Com drama até o fim, Corinthians vence nos pênaltis e avança no Paulista.
Imagem do Autor
Wanderson Oliveira / Meu Timão

O Corinthians realizou o seu primeiro confronto no ano que realmente pode ser chamado de teste para cardíaco. Corinthians e Portuguesa ficaram no empate no tempo normal e a decisão foi para os pênaltis, consagrando a classificação alvinegra. Mas eu pergunto, precisava ser assim?

Sabemos que a Portuguesa fez uma campanha surpreendente na primeira fase do Paulistão, tanto que conquistou o direito de jogar em casa. Mas é importante deixar claro que estamos falando de um time com orçamento milionário. Estamos falando do Sport Club Corinthians Paulista, campeão da Copa do Brasil, do Campeonato Paulista e da Supercopa do Brasil, um time que ainda possui em seu elenco o maior artilheiro da história da seleção holandesa.

E ainda assim passamos de forma sofrida.

Não quero tirar o mérito da Lusa, que fez muito bem o que se propôs e, em muitos momentos, jogou melhor que o Corinthians. Mas é justamente esse o questionamento. Por que um time com um elenco milionário, praticamente com seus titulares, não conseguiu oferecer o mínimo de perigo ao adversário?

Ganhar ou perder faz parte do futebol. O que não pode acontecer é não competir.

Dito isso, aconteceu aquilo que a maioria dos corinthianos, e até os aficionados por futebol, já imaginava. Gol do Corinthians no final do jogo para levar a decisão para os pênaltis.

Mesmo com o Corinthians apresentando o pior futebol dos últimos três jogos, eu sabia que empataríamos. E a partir dali todos estavam confiantes na classificação por causa do herói mais provável de todos, Hugo Souza.

O melhor jogador do Corinthians nos últimos tempos. Um dos mais decisivos. Um goleiro que ainda pode ser questionado por algumas situações durante os 90 minutos, mas que, quando chega esse momento, todos sabem que vai salvar o Corinthians.

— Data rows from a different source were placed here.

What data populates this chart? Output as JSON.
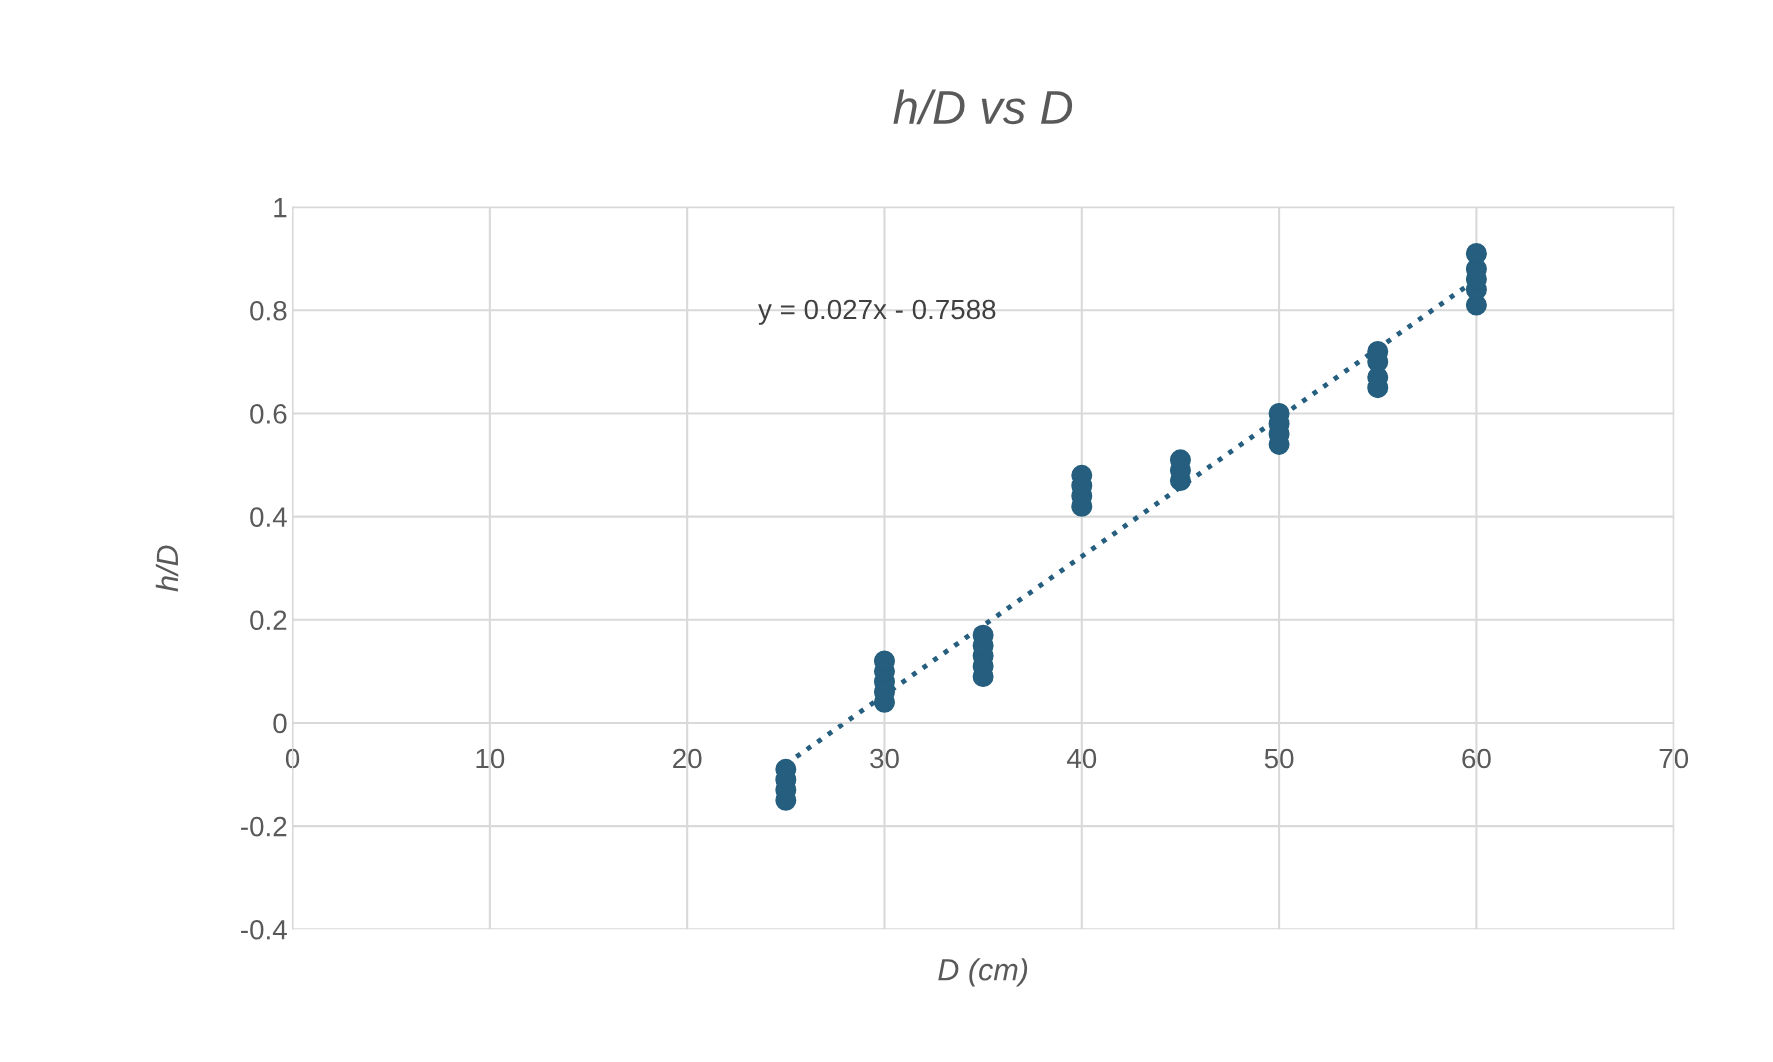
{
  "chart_data": {
    "type": "scatter",
    "title": "h/D vs D",
    "xlabel": "D (cm)",
    "ylabel": "h/D",
    "series": [
      {
        "color": "#255e7e",
        "x": [
          25,
          25,
          25,
          25,
          30,
          30,
          30,
          30,
          30,
          35,
          35,
          35,
          35,
          35,
          40,
          40,
          40,
          40,
          45,
          45,
          45,
          50,
          50,
          50,
          50,
          55,
          55,
          55,
          55,
          60,
          60,
          60,
          60,
          60
        ],
        "values": [
          -0.09,
          -0.11,
          -0.13,
          -0.15,
          0.04,
          0.06,
          0.08,
          0.1,
          0.12,
          0.09,
          0.11,
          0.13,
          0.15,
          0.17,
          0.42,
          0.44,
          0.46,
          0.48,
          0.47,
          0.49,
          0.51,
          0.54,
          0.56,
          0.58,
          0.6,
          0.65,
          0.67,
          0.7,
          0.72,
          0.81,
          0.84,
          0.86,
          0.88,
          0.91
        ]
      },
      {
        "type": "line",
        "color": "#255e7e",
        "line_style": "dotted",
        "marker": "none",
        "x": [
          25,
          60
        ],
        "values": [
          -0.08,
          0.86
        ]
      }
    ],
    "annotations": [
      "y = 0.027x - 0.7588"
    ],
    "xlim": [
      0,
      70
    ],
    "xticks": [
      0,
      10,
      20,
      30,
      40,
      50,
      60,
      70
    ],
    "ylim": [
      -0.4,
      1
    ],
    "yticks": [
      -0.4,
      -0.2,
      0,
      0.2,
      0.4,
      0.6,
      0.8,
      1
    ],
    "grid": true,
    "marker": "circle"
  }
}
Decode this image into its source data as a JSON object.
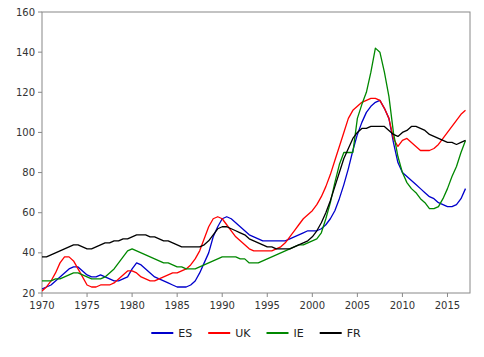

Hugo Souza simplesmente se tornou o terceiro maior pegador de pênaltis da história do Corinthians de forma isolada. Simplesmente incrível.

Talvez a maior aflição tenha sido pelos cobradores, até porque Rodrigo Garro desperdiçou logo a primeira cobrança. Mas ainda assim tínhamos o goleiro. Com ele, sabíamos que estávamos muito bem representados e que a classificação era possível.

E foi exatamente isso que aconteceu novamente, Hugo salvando o Corinthians e um sofrimento sem necessidade.

Eu mesmo com todos os corinthianos, questionando, ficando estressados, reclamando… somos hipócritas o suficiente para admitir uma coisa:

no fundo, adoramos passar sofrendo.

Porque, se não for sofrido…
não é Corinthians.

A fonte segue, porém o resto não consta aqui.